Five Questions For Daniela Schiller [3rd & 4th question], DISCOVER MAGAZINE, November 2009, p. 20
I found that article interesting (it's only one page long) because it started out talking about fear. What it said about memory was particularly interesting, to me. Not solely because I work with dementia clients from time to time, but on account of fear and trauma and the ways it can lead to various conditions. Including post traumatic stress.
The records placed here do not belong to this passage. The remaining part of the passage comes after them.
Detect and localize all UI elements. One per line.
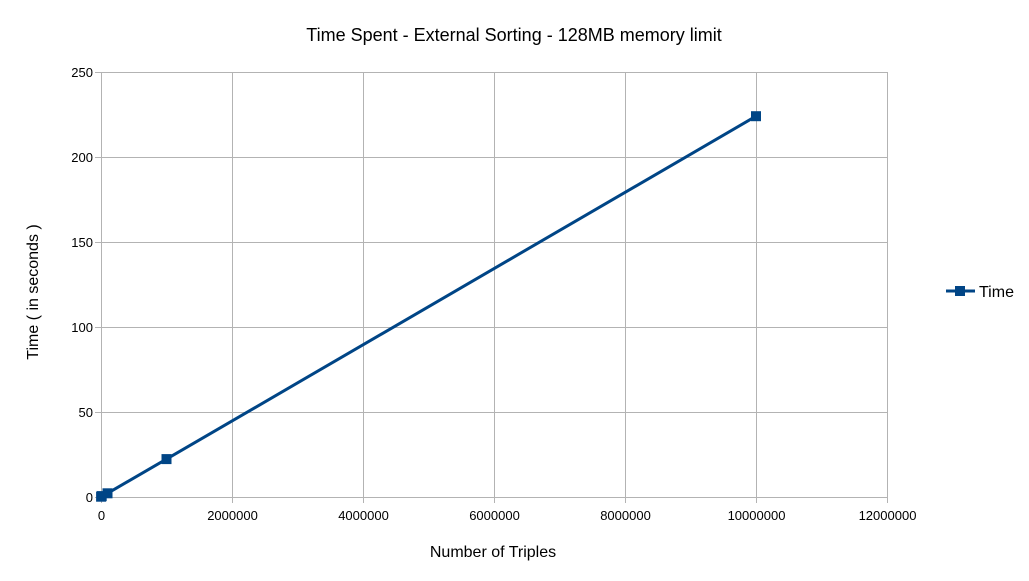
x-tick-label: 0 [98, 508, 105, 523]
y-tick-label: 150 [71, 235, 93, 250]
y-tick-label: 50 [79, 405, 93, 420]
legend: Time [946, 284, 1014, 301]
grid [101, 72, 888, 497]
y-tick-label: 100 [71, 320, 93, 335]
series-line [100, 114, 757, 498]
y-tick-label: 200 [71, 150, 93, 165]
x-axis-ticks: 0 2000000 4000000 6000000 8000000 10000000 120… [98, 497, 917, 523]
x-tick-label: 2000000 [207, 508, 258, 523]
x-tick-label: 6000000 [469, 508, 520, 523]
x-axis-title: Number of Triples [430, 544, 556, 561]
data-point [102, 488, 113, 499]
y-tick-label: 0 [86, 490, 93, 505]
data-point [161, 454, 172, 465]
y-tick-label: 250 [71, 65, 93, 80]
y-axis-ticks: 0 50 100 150 200 250 [71, 65, 101, 505]
chart-title: Time Spent - External Sorting - 128MB me… [306, 25, 721, 45]
y-axis-title: Time ( in seconds ) [25, 224, 42, 359]
data-point [96, 491, 107, 502]
data-point [751, 111, 761, 122]
series [96, 111, 761, 502]
x-tick-label: 4000000 [338, 508, 389, 523]
legend-marker [955, 286, 965, 296]
x-tick-label: 12000000 [859, 508, 917, 523]
x-tick-label: 8000000 [600, 508, 651, 523]
legend-label: Time [979, 284, 1014, 301]
x-tick-label: 10000000 [728, 508, 786, 523]
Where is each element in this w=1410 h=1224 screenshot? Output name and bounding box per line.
What I took note of was the possibility of restoring a memory with new information. It wasn't exactly clear to me what was meant by "... our lab injects new content into a memory." But I don't exactly care. It was the reminder, such a thing is possible, that I found really fascinating. There are probably many different ways to do this. Retrieve a memory and change it. I'm eager to explore ways to do this.
Has anybody found other methods that work for them? Heard about methods that render a similar effect?
Vidyanet
P.S. I really hate to quote something out of context. Not give the rest of the story. In this case though, I decided not to type out the whole article (that way you can check it out for yourself). However, I feel that since I quoted the story (by Amy Barth) I should at least mention something about the person she was questioning. This is from the beginning of the article:
Daniela Schiller served in the Israeli army, but it was not until she went parachuting during college that she truly understood the power of fear. Now she is building on that epiphany as a postdoc at New York University, studying memory and fear with leading neuroscientists Elizabeth Phelps and Joseph LeDoux.